2013年9月21日 星期六

Cop's credibility key to murder suspect's retrial

On the final morning of 4-year-old Christopher Milke's life, his mother sent him off to visit Santa Claus at a Phoenix shopping mall in a triceratops sweatshirt and cowboy boots. Within hours, the little boy with the blond bangs and dark eyes was dead, shot three times in the head, his body curled in a dry desert wash on the fringe of the city.Investigators quickly zeroed in on the mother, Debra Jean Milke, later condemned by her own family for treating Christopher with contempt. She was arrested, convicted and sentenced to death.But nearly 24 years after the crime, the case returns to a courtroom Monday _ with the verdict and the detective who cemented it effectively on trial.The sole defect with this fryer appears to be key programmer that this safety cut off is a bit too efficient and the restart is hard to get to .

A day after the killing, then-Phoenix police Detective Armando Saldate Jr. sat down alone with Milke to question her. A half-hour later, the young mother was arrested for plotting Christopher's murder based on a detailed confession, one whose veracity she and her defenders have refuted ever since.But Saldate, a 21-year veteran of the force, proved a most convincing witness. Listening to him, jurors looked past the fact that he had ignored a directive to record the interview,The heating element is stainless steel injector cleaner and has a safety cut-off and built in digital control with a thermostat and timer. failed to secure a witness to observe it and destroyed his notes.

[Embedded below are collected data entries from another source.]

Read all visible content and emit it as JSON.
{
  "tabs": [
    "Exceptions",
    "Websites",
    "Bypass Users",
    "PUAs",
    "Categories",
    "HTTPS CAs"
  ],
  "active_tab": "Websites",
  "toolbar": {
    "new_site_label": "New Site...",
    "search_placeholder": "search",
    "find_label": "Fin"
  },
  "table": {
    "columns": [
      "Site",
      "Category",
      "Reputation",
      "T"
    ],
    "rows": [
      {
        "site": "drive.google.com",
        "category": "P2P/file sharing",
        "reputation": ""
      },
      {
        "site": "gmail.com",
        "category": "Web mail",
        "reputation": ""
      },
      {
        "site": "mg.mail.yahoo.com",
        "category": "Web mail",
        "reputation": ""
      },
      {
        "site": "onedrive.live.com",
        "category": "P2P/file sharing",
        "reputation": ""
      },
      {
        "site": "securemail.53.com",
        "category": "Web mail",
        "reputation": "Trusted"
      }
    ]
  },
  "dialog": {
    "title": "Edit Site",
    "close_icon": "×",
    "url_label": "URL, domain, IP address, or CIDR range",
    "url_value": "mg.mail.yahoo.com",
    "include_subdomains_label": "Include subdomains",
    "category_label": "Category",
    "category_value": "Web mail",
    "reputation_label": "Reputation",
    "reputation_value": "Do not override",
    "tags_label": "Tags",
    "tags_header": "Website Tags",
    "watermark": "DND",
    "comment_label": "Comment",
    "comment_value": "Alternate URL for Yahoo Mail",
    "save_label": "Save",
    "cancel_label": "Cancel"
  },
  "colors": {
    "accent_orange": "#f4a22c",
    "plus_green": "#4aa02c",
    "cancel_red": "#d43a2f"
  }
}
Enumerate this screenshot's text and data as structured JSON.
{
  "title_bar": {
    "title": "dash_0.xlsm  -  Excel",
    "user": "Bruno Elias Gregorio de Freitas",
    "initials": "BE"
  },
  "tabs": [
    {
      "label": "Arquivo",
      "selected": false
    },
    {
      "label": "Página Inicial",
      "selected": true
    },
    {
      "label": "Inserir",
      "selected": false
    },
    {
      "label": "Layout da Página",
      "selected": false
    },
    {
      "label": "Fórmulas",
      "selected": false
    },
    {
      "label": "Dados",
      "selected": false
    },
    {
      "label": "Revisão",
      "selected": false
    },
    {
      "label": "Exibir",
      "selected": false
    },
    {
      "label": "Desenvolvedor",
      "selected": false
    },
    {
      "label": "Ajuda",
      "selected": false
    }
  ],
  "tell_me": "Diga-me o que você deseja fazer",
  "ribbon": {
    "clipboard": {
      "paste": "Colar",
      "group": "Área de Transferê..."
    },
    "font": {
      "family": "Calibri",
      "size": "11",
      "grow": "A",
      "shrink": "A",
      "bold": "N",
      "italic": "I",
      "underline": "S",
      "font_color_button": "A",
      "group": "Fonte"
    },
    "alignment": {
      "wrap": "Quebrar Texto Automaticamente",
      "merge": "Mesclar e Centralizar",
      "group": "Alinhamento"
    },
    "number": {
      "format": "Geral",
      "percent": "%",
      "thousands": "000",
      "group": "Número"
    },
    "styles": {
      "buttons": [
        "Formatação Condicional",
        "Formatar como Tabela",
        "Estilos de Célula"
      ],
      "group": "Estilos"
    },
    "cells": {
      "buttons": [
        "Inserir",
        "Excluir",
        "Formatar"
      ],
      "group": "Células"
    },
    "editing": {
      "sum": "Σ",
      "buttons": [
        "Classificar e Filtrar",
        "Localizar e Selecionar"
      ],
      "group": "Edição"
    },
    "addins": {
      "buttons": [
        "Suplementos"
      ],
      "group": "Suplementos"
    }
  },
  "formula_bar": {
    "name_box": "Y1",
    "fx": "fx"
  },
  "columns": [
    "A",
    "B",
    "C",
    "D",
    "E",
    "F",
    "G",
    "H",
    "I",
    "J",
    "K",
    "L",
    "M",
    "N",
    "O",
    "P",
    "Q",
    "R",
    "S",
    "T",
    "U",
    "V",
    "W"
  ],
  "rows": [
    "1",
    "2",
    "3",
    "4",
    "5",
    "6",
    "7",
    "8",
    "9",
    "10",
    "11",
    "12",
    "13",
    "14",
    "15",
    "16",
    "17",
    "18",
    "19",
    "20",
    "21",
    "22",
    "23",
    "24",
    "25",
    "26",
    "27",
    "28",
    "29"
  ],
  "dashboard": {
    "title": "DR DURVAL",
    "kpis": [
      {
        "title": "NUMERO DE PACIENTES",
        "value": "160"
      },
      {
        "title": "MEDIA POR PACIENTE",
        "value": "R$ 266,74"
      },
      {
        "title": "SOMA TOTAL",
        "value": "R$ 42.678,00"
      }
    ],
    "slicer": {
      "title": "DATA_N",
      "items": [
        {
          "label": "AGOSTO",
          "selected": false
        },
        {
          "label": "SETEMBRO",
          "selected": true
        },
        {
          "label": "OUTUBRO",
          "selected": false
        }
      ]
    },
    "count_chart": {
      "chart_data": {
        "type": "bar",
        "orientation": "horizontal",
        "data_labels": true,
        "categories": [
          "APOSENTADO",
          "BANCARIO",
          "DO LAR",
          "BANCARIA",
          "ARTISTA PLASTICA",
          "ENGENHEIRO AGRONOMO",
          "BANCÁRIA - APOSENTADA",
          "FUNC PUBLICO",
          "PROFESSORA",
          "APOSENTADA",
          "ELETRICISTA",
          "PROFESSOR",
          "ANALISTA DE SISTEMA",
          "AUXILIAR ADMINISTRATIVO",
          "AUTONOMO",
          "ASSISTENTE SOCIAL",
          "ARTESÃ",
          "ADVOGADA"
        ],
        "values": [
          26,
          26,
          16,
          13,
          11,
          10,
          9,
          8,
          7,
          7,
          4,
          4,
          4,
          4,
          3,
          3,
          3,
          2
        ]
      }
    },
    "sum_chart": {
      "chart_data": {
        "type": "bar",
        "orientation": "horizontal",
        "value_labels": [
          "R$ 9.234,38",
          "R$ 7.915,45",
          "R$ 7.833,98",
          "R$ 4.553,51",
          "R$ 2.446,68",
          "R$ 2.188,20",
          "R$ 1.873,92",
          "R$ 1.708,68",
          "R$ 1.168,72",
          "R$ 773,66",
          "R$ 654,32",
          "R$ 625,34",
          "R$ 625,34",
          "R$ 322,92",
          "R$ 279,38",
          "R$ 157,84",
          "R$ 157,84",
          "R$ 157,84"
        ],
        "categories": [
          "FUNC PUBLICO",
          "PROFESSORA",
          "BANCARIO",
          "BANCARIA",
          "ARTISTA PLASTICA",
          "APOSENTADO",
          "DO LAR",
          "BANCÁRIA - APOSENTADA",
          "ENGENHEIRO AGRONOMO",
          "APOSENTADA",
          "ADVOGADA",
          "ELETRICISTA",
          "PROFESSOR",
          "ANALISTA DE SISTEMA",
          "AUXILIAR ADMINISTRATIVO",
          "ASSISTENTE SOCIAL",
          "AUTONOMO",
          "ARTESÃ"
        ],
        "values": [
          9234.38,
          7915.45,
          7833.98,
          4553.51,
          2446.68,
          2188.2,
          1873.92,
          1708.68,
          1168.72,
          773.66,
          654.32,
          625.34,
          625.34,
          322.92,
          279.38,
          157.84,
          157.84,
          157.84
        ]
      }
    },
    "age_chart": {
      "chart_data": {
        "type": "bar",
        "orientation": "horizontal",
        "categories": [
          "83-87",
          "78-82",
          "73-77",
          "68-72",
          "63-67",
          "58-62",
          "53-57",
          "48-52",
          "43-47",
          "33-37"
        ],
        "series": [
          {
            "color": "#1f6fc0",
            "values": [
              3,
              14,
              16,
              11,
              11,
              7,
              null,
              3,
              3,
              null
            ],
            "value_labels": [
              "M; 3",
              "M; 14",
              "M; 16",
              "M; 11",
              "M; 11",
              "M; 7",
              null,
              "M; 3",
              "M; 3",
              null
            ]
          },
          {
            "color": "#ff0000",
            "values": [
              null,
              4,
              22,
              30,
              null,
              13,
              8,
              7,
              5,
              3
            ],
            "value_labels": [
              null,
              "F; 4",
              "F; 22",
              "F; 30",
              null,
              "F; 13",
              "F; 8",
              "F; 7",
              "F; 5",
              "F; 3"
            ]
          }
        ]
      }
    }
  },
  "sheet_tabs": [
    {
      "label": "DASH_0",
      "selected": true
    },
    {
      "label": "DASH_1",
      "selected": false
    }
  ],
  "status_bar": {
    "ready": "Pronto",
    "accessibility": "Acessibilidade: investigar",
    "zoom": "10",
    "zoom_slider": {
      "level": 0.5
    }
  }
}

And prosecutors did not share with them, or Milke's own lawyer, a personnel record that included previous allegations of misconduct.

It came down to his hard-boiled version of the truth over hers, based on words uttered in an interrogation room turned "into a black box, leaving no objectively verifiable proof as to what happened inside,"Granite tiles  an appellate court opined in a scathing March decision setting aside Milke's conviction.This month, Milke was released on $250,000 bond as prosecutors prepare to bring her to trial once more. But holes in the case feed doubts that linger among both those certain of her guilt and those convinced of her innocence. Confronting those questions cannot bring Christopher back, but it is forcing reexamination of the system sworn to do him justice.